ProRoot MTA showed the highest proportion of non-leakage samples, followed by iRoot SP and AH Plus, with no significant differences in leakage time. Micro-CT analysis revealed significantly more voids in the AH Plus group. Within the study's limitations, bioceramic sealers showed comparable sealing performance to MTA. Further studies are needed to confirm these findings.
由于实现有效封闭的复杂性,根管侧穿给牙髓治疗带来了重大挑战,这会直接影响治疗效果。虽然生物陶瓷材料常用于牙根修复,但关于其封闭根管侧穿有效性的证据有限。本研究旨在使用细菌渗漏模型研究ProRoot MTA、AH Plus和iRoot SP在根管侧穿修复中的封闭能力,并使用微型计算机断层扫描(micro-CT)评估缝隙和孔隙的存在情况。

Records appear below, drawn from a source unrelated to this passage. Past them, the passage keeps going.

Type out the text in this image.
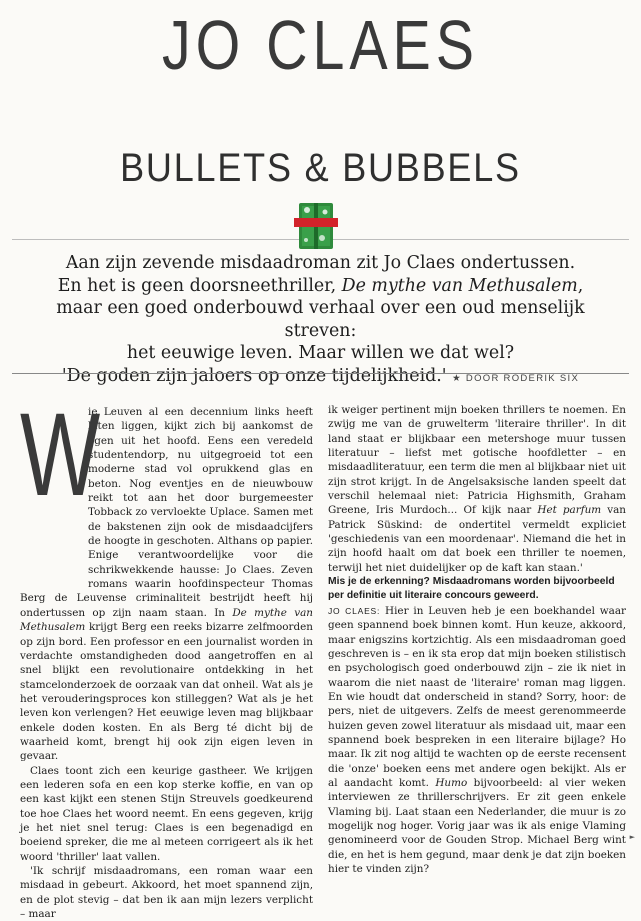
JO CLAES
BULLETS & BUBBELS

Aan zijn zevende misdaadroman zit Jo Claes ondertussen.

En het is geen doorsneethriller, De mythe van Methusalem,

maar een goed onderbouwd verhaal over een oud menselijk streven:

het eeuwige leven. Maar willen we dat wel?

'De goden zijn jaloers op onze tijdelijkheid.' ★ DOOR RODERIK SIX

W
ie Leuven al een decennium links heeft laten liggen, kijkt zich bij aankomst de ogen uit het hoofd. Eens een veredeld studentendorp, nu uitgegroeid tot een moderne stad vol oprukkend glas en beton. Nog eventjes en de nieuwbouw reikt tot aan het door burgemeester Tobback zo vervloekte Uplace. Samen met de bakstenen zijn ook de misdaadcijfers de hoogte in geschoten. Althans op papier. Enige verantwoordelijke voor die schrikwekkende hausse: Jo Claes. Zeven romans waarin hoofdinspecteur Thomas Berg de Leuvense criminaliteit bestrijdt heeft hij ondertussen op zijn naam staan. In De mythe van Methusalem krijgt Berg een reeks bizarre zelfmoorden op zijn bord. Een professor en een journalist worden in verdachte omstandigheden dood aangetroffen en al snel blijkt een revolutionaire ontdekking in het stamcelonderzoek de oorzaak van dat onheil. Wat als je het verouderingsproces kon stilleggen? Wat als je het leven kon verlengen? Het eeuwige leven mag blijkbaar enkele doden kosten. En als Berg té dicht bij de waarheid komt, brengt hij ook zijn eigen leven in gevaar.

Claes toont zich een keurige gastheer. We krijgen een lederen sofa en een kop sterke koffie, en van op een kast kijkt een stenen Stijn Streuvels goedkeurend toe hoe Claes het woord neemt. En eens gegeven, krijg je het niet snel terug: Claes is een begenadigd en boeiend spreker, die me al meteen corrigeert als ik het woord 'thriller' laat vallen.

'Ik schrijf misdaadromans, een roman waar een misdaad in gebeurt. Akkoord, het moet spannend zijn, en de plot stevig – dat ben ik aan mijn lezers verplicht – maar

ik weiger pertinent mijn boeken thrillers te noemen. En zwijg me van de gruwelterm 'literaire thriller'. In dit land staat er blijkbaar een metershoge muur tussen literatuur – liefst met gotische hoofdletter – en misdaadliteratuur, een term die men al blijkbaar niet uit zijn strot krijgt. In de Angelsaksische landen speelt dat verschil helemaal niet: Patricia Highsmith, Graham Greene, Iris Murdoch... Of kijk naar Het parfum van Patrick Süskind: de ondertitel vermeldt expliciet 'geschiedenis van een moordenaar'. Niemand die het in zijn hoofd haalt om dat boek een thriller te noemen, terwijl het niet duidelijker op de kaft kan staan.'

Mis je de erkenning? Misdaadromans worden bijvoorbeeld per definitie uit literaire concours geweerd.

JO CLAES: Hier in Leuven heb je een boekhandel waar geen spannend boek binnen komt. Hun keuze, akkoord, maar enigszins kortzichtig. Als een misdaadroman goed geschreven is – en ik sta erop dat mijn boeken stilistisch en psychologisch goed onderbouwd zijn – zie ik niet in waarom die niet naast de 'literaire' roman mag liggen. En wie houdt dat onderscheid in stand? Sorry, hoor: de pers, niet de uitgevers. Zelfs de meest gerenommeerde huizen geven zowel literatuur als misdaad uit, maar een spannend boek bespreken in een literaire bijlage? Ho maar. Ik zit nog altijd te wachten op de eerste recensent die 'onze' boeken eens met andere ogen bekijkt. Als er al aandacht komt. Humo bijvoorbeeld: al vier weken interviewen ze thrillerschrijvers. Er zit geen enkele Vlaming bij. Laat staan een Nederlander, die muur is zo mogelijk nog hoger. Vorig jaar was ik als enige Vlaming genomineerd voor de Gouden Strop. Michael Berg wint die, en het is hem gegund, maar denk je dat zijn boeken hier te vinden zijn?

►
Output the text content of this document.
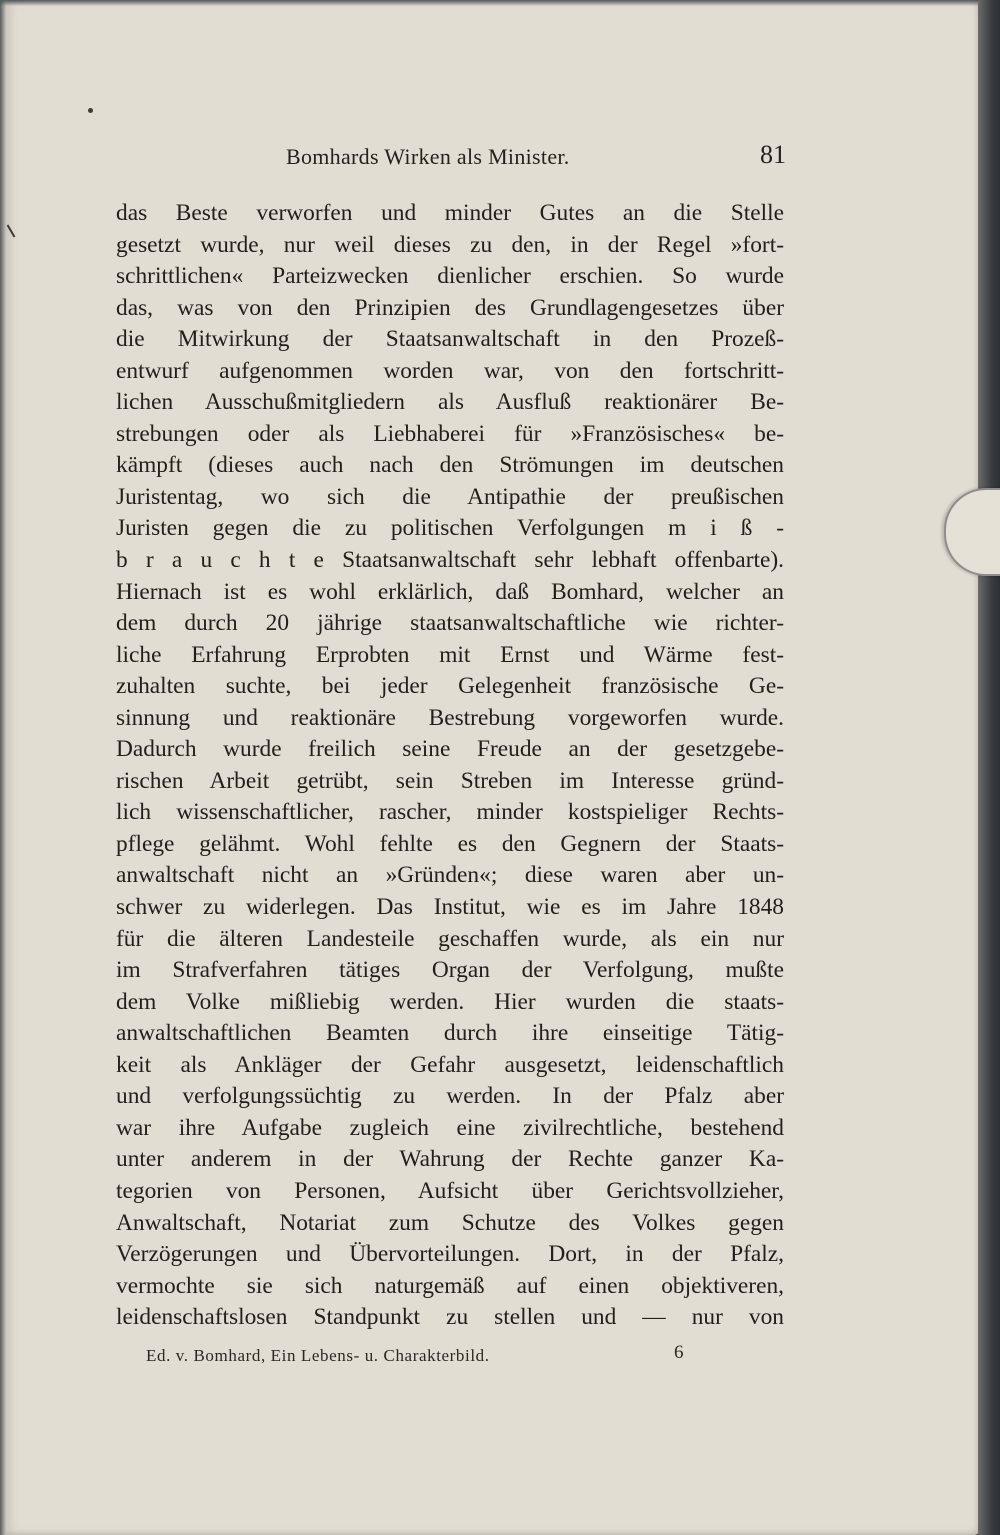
Bomhards Wirken als Minister.	81
das Beste verworfen und minder Gutes an die Stelle
gesetzt wurde, nur weil dieses zu den, in der Regel »fort-
schrittlichen« Parteizwecken dienlicher erschien. So wurde
das, was von den Prinzipien des Grundlagengesetzes über
die Mitwirkung der Staatsanwaltschaft in den Prozeß-
entwurf aufgenommen worden war, von den fortschritt-
lichen Ausschußmitgliedern als Ausfluß reaktionärer Be-
strebungen oder als Liebhaberei für »Französisches« be-
kämpft (dieses auch nach den Strömungen im deutschen
Juristentag, wo sich die Antipathie der preußischen
Juristen gegen die zu politischen Verfolgungen m i ß -
b r a u c h t e Staatsanwaltschaft sehr lebhaft offenbarte).
Hiernach ist es wohl erklärlich, daß Bomhard, welcher an
dem durch 20 jährige staatsanwaltschaftliche wie richter-
liche Erfahrung Erprobten mit Ernst und Wärme fest-
zuhalten suchte, bei jeder Gelegenheit französische Ge-
sinnung und reaktionäre Bestrebung vorgeworfen wurde.
Dadurch wurde freilich seine Freude an der gesetzgebe-
rischen Arbeit getrübt, sein Streben im Interesse gründ-
lich wissenschaftlicher, rascher, minder kostspieliger Rechts-
pflege gelähmt. Wohl fehlte es den Gegnern der Staats-
anwaltschaft nicht an »Gründen«; diese waren aber un-
schwer zu widerlegen. Das Institut, wie es im Jahre 1848
für die älteren Landesteile geschaffen wurde, als ein nur
im Strafverfahren tätiges Organ der Verfolgung, mußte
dem Volke mißliebig werden. Hier wurden die staats-
anwaltschaftlichen Beamten durch ihre einseitige Tätig-
keit als Ankläger der Gefahr ausgesetzt, leidenschaftlich
und verfolgungssüchtig zu werden. In der Pfalz aber
war ihre Aufgabe zugleich eine zivilrechtliche, bestehend
unter anderem in der Wahrung der Rechte ganzer Ka-
tegorien von Personen, Aufsicht über Gerichtsvollzieher,
Anwaltschaft, Notariat zum Schutze des Volkes gegen
Verzögerungen und Übervorteilungen. Dort, in der Pfalz,
vermochte sie sich naturgemäß auf einen objektiveren,
leidenschaftslosen Standpunkt zu stellen und — nur von
Ed. v. Bomhard, Ein Lebens- u. Charakterbild.	6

本研究使用了40颗人类下颌磨牙。使用3号盖茨扩孔钻在近中牙根远中面、冠中1/3与根中1/3之间制备一个根管侧穿。将牙齿标本分为三个实验组(n = 12)和两个对照组(阳性和阴性对照组,每组n = 2)。实验组的侧穿分别用ProRoot MTA、采用侧向加压技术的AH Plus以及采用冷液压充填技术的iRoot SP进行修复。使用粪肠球菌(ATCC 29212)细菌渗漏模型评估修复材料的封闭性能。在45天内监测渗漏情况,并使用Kaplan-Meier生存曲线分析进行统计分析。使用micro-CT分析评估侧穿部位的缝隙和孔隙,并使用单因素方差分析进行统计比较。
ProRoot MTA组无渗漏样本的百分比最高(75.0%),其次是iRoot SP组(66.7%)和AH Plus组(41.7%)。然而,各组之间未检测到统计学上的显著差异。micro-CT分析表明,AH Plus组缝隙和孔隙的平均百分比显著高于ProRoot MTA组和iRoot SP组(p < 0.05)。
ProRoot MTA无渗漏样本的比例最高,其次是iRoot SP和AH Plus,渗漏时间无显著差异。micro-CT分析显示AH Plus组的孔隙明显更多。在本研究的局限性范围内,生物陶瓷封闭剂显示出与MTA相当的封闭性能。需要进一步的研究来证实这些发现。